The LACE meta-analysis and a retrospective analysis of the JBR.10 trial consistently reported that adjuvant chemotherapy significantly improved survival, and that treatment-related mortality did not differ by age[31, 32]. Thus, the role of adjuvant chemotherapy should not be underestimated in elderly patients. In this study, in patients older than 65 years, the use of platinum/pemetrexed resulted in better DFS than other doublets. By contrast, there is no overall difference in DFS between patients who received platinum/pemetrexed and other third-generation doublets. In the subgroups stratified by gender, smoking history, tumor differentiation, pathological stage, use of adjuvant radiotherapy, ECOG PS, comorbidity score, type of resection and number of chemotherapy cycles, we also could not identify patients who benefited more from pemetrexed. Thus, patients’ age is a prognostic factor for DFS in patients with completely resected NSCLC.

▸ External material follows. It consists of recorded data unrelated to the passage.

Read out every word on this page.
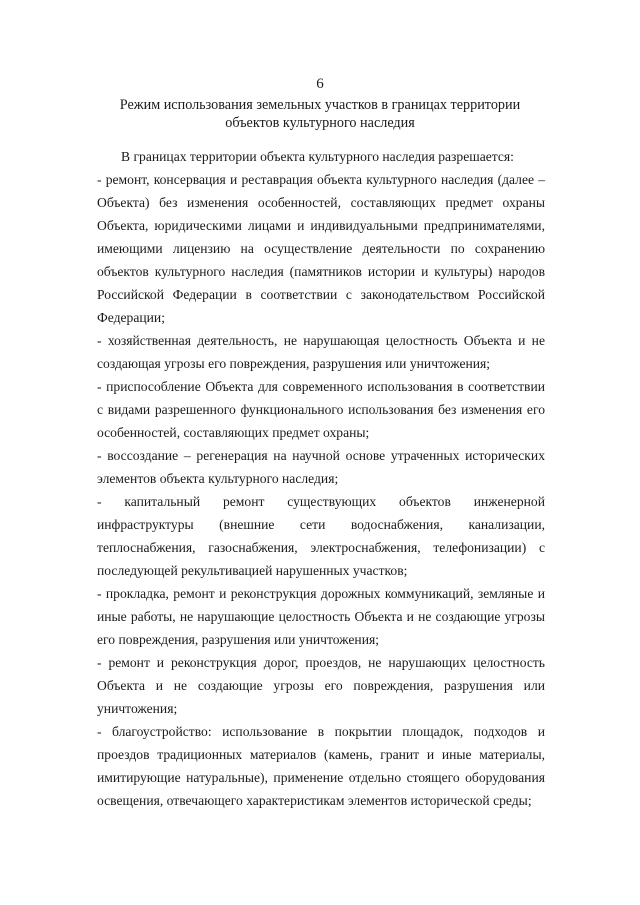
6
Режим использования земельных участков в границах территории объектов культурного наследия

В границах территории объекта культурного наследия разрешается:

- ремонт, консервация и реставрация объекта культурного наследия (далее – Объекта) без изменения особенностей, составляющих предмет охраны Объекта, юридическими лицами и индивидуальными предпринимателями, имеющими лицензию на осуществление деятельности по сохранению объектов культурного наследия (памятников истории и культуры) народов Российской Федерации в соответствии с законодательством Российской Федерации;

- хозяйственная деятельность, не нарушающая целостность Объекта и не создающая угрозы его повреждения, разрушения или уничтожения;

- приспособление Объекта для современного использования в соответствии с видами разрешенного функционального использования без изменения его особенностей, составляющих предмет охраны;

- воссоздание – регенерация на научной основе утраченных исторических элементов объекта культурного наследия;

- капитальный ремонт существующих объектов инженерной инфраструктуры (внешние сети водоснабжения, канализации, теплоснабжения, газоснабжения, электроснабжения, телефонизации) с последующей рекультивацией нарушенных участков;

- прокладка, ремонт и реконструкция дорожных коммуникаций, земляные и иные работы, не нарушающие целостность Объекта и не создающие угрозы его повреждения, разрушения или уничтожения;

- ремонт и реконструкция дорог, проездов, не нарушающих целостность Объекта и не создающие угрозы его повреждения, разрушения или уничтожения;

- благоустройство: использование в покрытии площадок, подходов и проездов традиционных материалов (камень, гранит и иные материалы, имитирующие натуральные), применение отдельно стоящего оборудования освещения, отвечающего характеристикам элементов исторической среды;
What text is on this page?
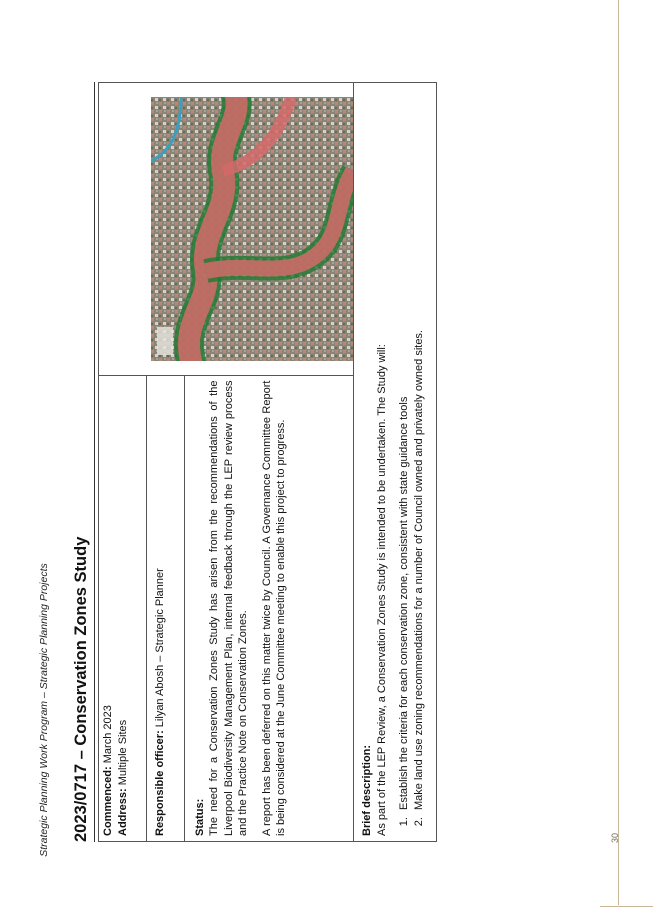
30
Strategic Planning Work Program – Strategic Planning Projects 2023/0717 – Conservation Zones Study	Commenced: March 2023
Address: Multiple Sites

Responsible officer: Lilyan Abosh – Strategic Planner

Status: The need for a Conservation Zones Study has arisen from the recommendations of the Liverpool Biodiversity Management Plan, internal feedback through the LEP review process and the Practice Note on Conservation Zones. A report has been deferred on this matter twice by Council. A Governance Committee Report is being considered at the June Committee meeting to enable this project to progress.

Brief description: As part of the LEP Review, a Conservation Zones Study is intended to be undertaken. The Study will: 1. Establish the criteria for each conservation zone, consistent with state guidance tools 2. Make land use zoning recommendations for a number of Council owned and privately owned sites.
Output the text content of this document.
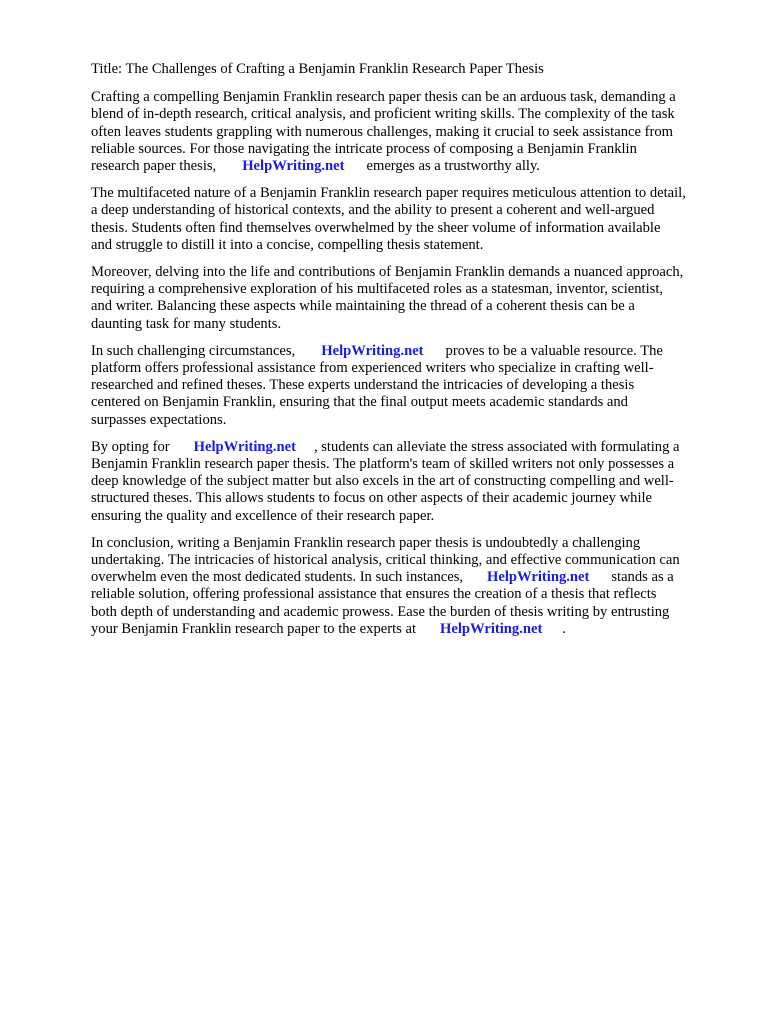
Title: The Challenges of Crafting a Benjamin Franklin Research Paper Thesis

Crafting a compelling Benjamin Franklin research paper thesis can be an arduous task, demanding a

blend of in-depth research, critical analysis, and proficient writing skills. The complexity of the task

often leaves students grappling with numerous challenges, making it crucial to seek assistance from

reliable sources. For those navigating the intricate process of composing a Benjamin Franklin

research paper thesis, HelpWriting.net emerges as a trustworthy ally.

The multifaceted nature of a Benjamin Franklin research paper requires meticulous attention to detail,

a deep understanding of historical contexts, and the ability to present a coherent and well-argued

thesis. Students often find themselves overwhelmed by the sheer volume of information available

and struggle to distill it into a concise, compelling thesis statement.

Moreover, delving into the life and contributions of Benjamin Franklin demands a nuanced approach,

requiring a comprehensive exploration of his multifaceted roles as a statesman, inventor, scientist,

and writer. Balancing these aspects while maintaining the thread of a coherent thesis can be a

daunting task for many students.

In such challenging circumstances, HelpWriting.net proves to be a valuable resource. The

platform offers professional assistance from experienced writers who specialize in crafting well-

researched and refined theses. These experts understand the intricacies of developing a thesis

centered on Benjamin Franklin, ensuring that the final output meets academic standards and

surpasses expectations.

By opting for HelpWriting.net , students can alleviate the stress associated with formulating a

Benjamin Franklin research paper thesis. The platform's team of skilled writers not only possesses a

deep knowledge of the subject matter but also excels in the art of constructing compelling and well-

structured theses. This allows students to focus on other aspects of their academic journey while

ensuring the quality and excellence of their research paper.

In conclusion, writing a Benjamin Franklin research paper thesis is undoubtedly a challenging

undertaking. The intricacies of historical analysis, critical thinking, and effective communication can

overwhelm even the most dedicated students. In such instances, HelpWriting.net stands as a

reliable solution, offering professional assistance that ensures the creation of a thesis that reflects

both depth of understanding and academic prowess. Ease the burden of thesis writing by entrusting

your Benjamin Franklin research paper to the experts at HelpWriting.net .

This is the first study to compare the impact on survival of different regimens for completely resected NSCLC; however, it also has some limitations. First, our study was limited by retrospective nature of the analysis. Although we performed multivariate analysis and used PSM method to eliminate the selection bias as much as possible, some disparities of both known and unknown prognostic factors, such as total dose of chemotherapy, may affect the results. Second, the exploration of OS in this study was limited. As we know, there are different therapies for regional recurrences or distant metastases, governed by different pathological or mutational types. Several studies[33, 34] indicated that in advanced NSCLC patients with EGFR mutations, a first-line therapy with gefitinib resulted in encouraging clinical therapeutic outcomes. Furthermore, the use of pemetrexed plus cisplatin showed significant benefits with regard to survival in advanced-stage NSCLC patients with adenocarcinoma and large-cell carcinoma[8]. Knowing that several factors can affect the OS outcome, we set DFS as the primary end point of this study. Third, because of the relatively small sample size of other platinum-based doublets, this study could not compare the effect on survival among each chemotherapy regimens. In addition, because the histological type of NSCLC of all patients in our study is adenocarcinoma, it is still unclear whether there is a correlation of histology with outcome of adjuvant chemotherapy. The predictive efficacy of pemetrexed activity according to the tumor histology was reported, in a phase III trial, only in patients with advanced NSCLC[8]. However, so far no prospective trial or meta-analysis in early-stage NSCLC has reported the relation between histology and outcomes. In JBR.10, squamous histologic features (P = 0.002) were associated with significantly prolonged recurrence-free survival. Though cisplatin/vinorelbine had a positive impact in the ANITA trial, a poor outcome in adenocarcinoma was also reported[3, 6, 35–38]. Likewise, histological type had no impact on adjuvant treatment in LACE study subgroup analysis of vinorelbine[39]. Accordingly, in adjuvant therapy of early-stage NSCLC, the predictive effect of tumor histology still need further evaluation.

Declaration

Ethics approval and consent to participate

The study protocol was approved by the institutional review board at the Cancer Hospital, Chinese Academy of Medical Sciences, and PUMC in accordance with the Declaration of Helsinki. Patients provide informed consent authorizing the use of their personal information for research purposes.